Thomas Properties Group, Inc. (the "Company") is re-issuing its historical consolidated financial statements included in its Annual Report on Form 10-K for the year ended December 31, 2008 ("Form 10-K"), and the accompanying selected financial data, in connection with the Company's adoption on January 1, 2009 of the following accounting pronouncements: (i) Statement of Financial Accounting Standards No. 160 "Noncontrolling Interests in Consolidated Financial Statements-An Amendment of ARB No. 51" ("SFAS 160"); and (ii) FASB Staff Position EITF No. 03-6-1, "Determining Whether Instruments Granted in Share-Based Payment Transactions Are Participating Securities" ("FSP EITF 03-6-1").
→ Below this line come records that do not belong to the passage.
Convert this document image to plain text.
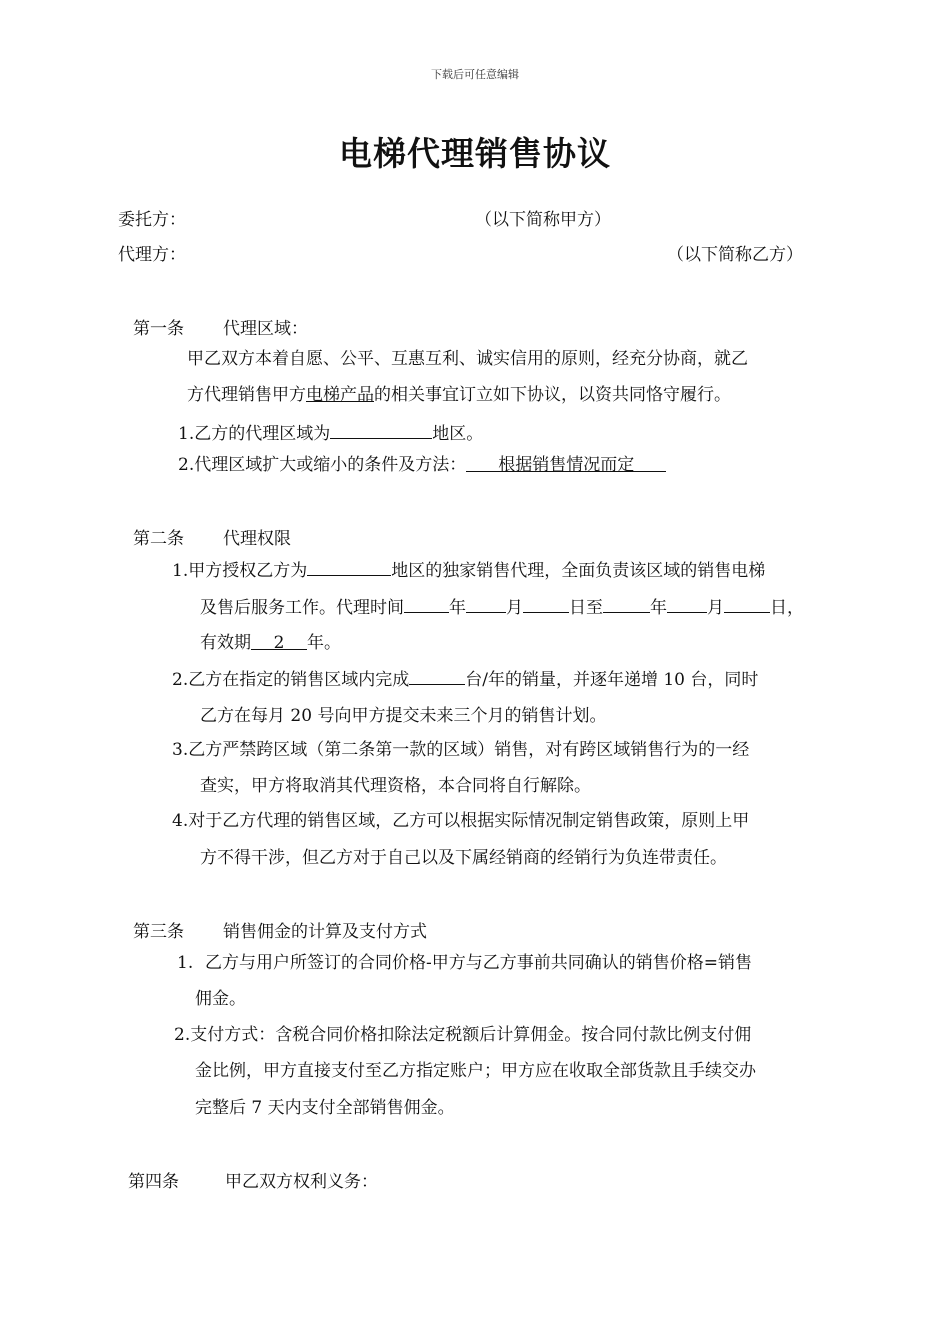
下载后可任意编辑
电梯代理销售协议
委托方：	（以下简称甲方）
代理方：	（以下简称乙方）
第一条 代理区域：
甲乙双方本着自愿、公平、互惠互利、诚实信用的原则，经充分协商，就乙
方代理销售甲方电梯产品的相关事宜订立如下协议，以资共同恪守履行。
1.乙方的代理区域为	地区。
2.代理区域扩大或缩小的条件及方法： 根据销售情况而定
第二条 代理权限
1.甲方授权乙方为	地区的独家销售代理，全面负责该区域的销售电梯
及售后服务工作。代理时间	年 月	日至	年 月	日，
有效期 2 年。
2.乙方在指定的销售区域内完成	台/年的销量，并逐年递增 10 台，同时
乙方在每月 20 号向甲方提交未来三个月的销售计划。
3.乙方严禁跨区域（第二条第一款的区域）销售，对有跨区域销售行为的一经
查实，甲方将取消其代理资格，本合同将自行解除。
4.对于乙方代理的销售区域，乙方可以根据实际情况制定销售政策，原则上甲
方不得干涉，但乙方对于自己以及下属经销商的经销行为负连带责任。
第三条 销售佣金的计算及支付方式
1. 乙方与用户所签订的合同价格-甲方与乙方事前共同确认的销售价格=销售
佣金。
2.支付方式：含税合同价格扣除法定税额后计算佣金。按合同付款比例支付佣
金比例，甲方直接支付至乙方指定账户；甲方应在收取全部货款且手续交办
完整后 7 天内支付全部销售佣金。
第四条	甲乙双方权利义务：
The Company is also re-issuing Management's Discussion and Analysis of Financial Condition and Results of Operations ("MD&A") that accompanied those consolidated financial statements.
This Current Report on Form 8-K updates Items 6, 7 and 8 in Part II of the Company's Form 10-K, and the financial statements included in Part IV, Item 15 of the Company's Form 10-K, to reflect the application of SFAS 160 and FSP EITF 03-6-1. The updated financial information is attached to this Current Report on Form 8-K as Exhibit 99.1. Except as expressly noted above, the information contained in this report has not been updated to reflect any developments since December 31, 2008.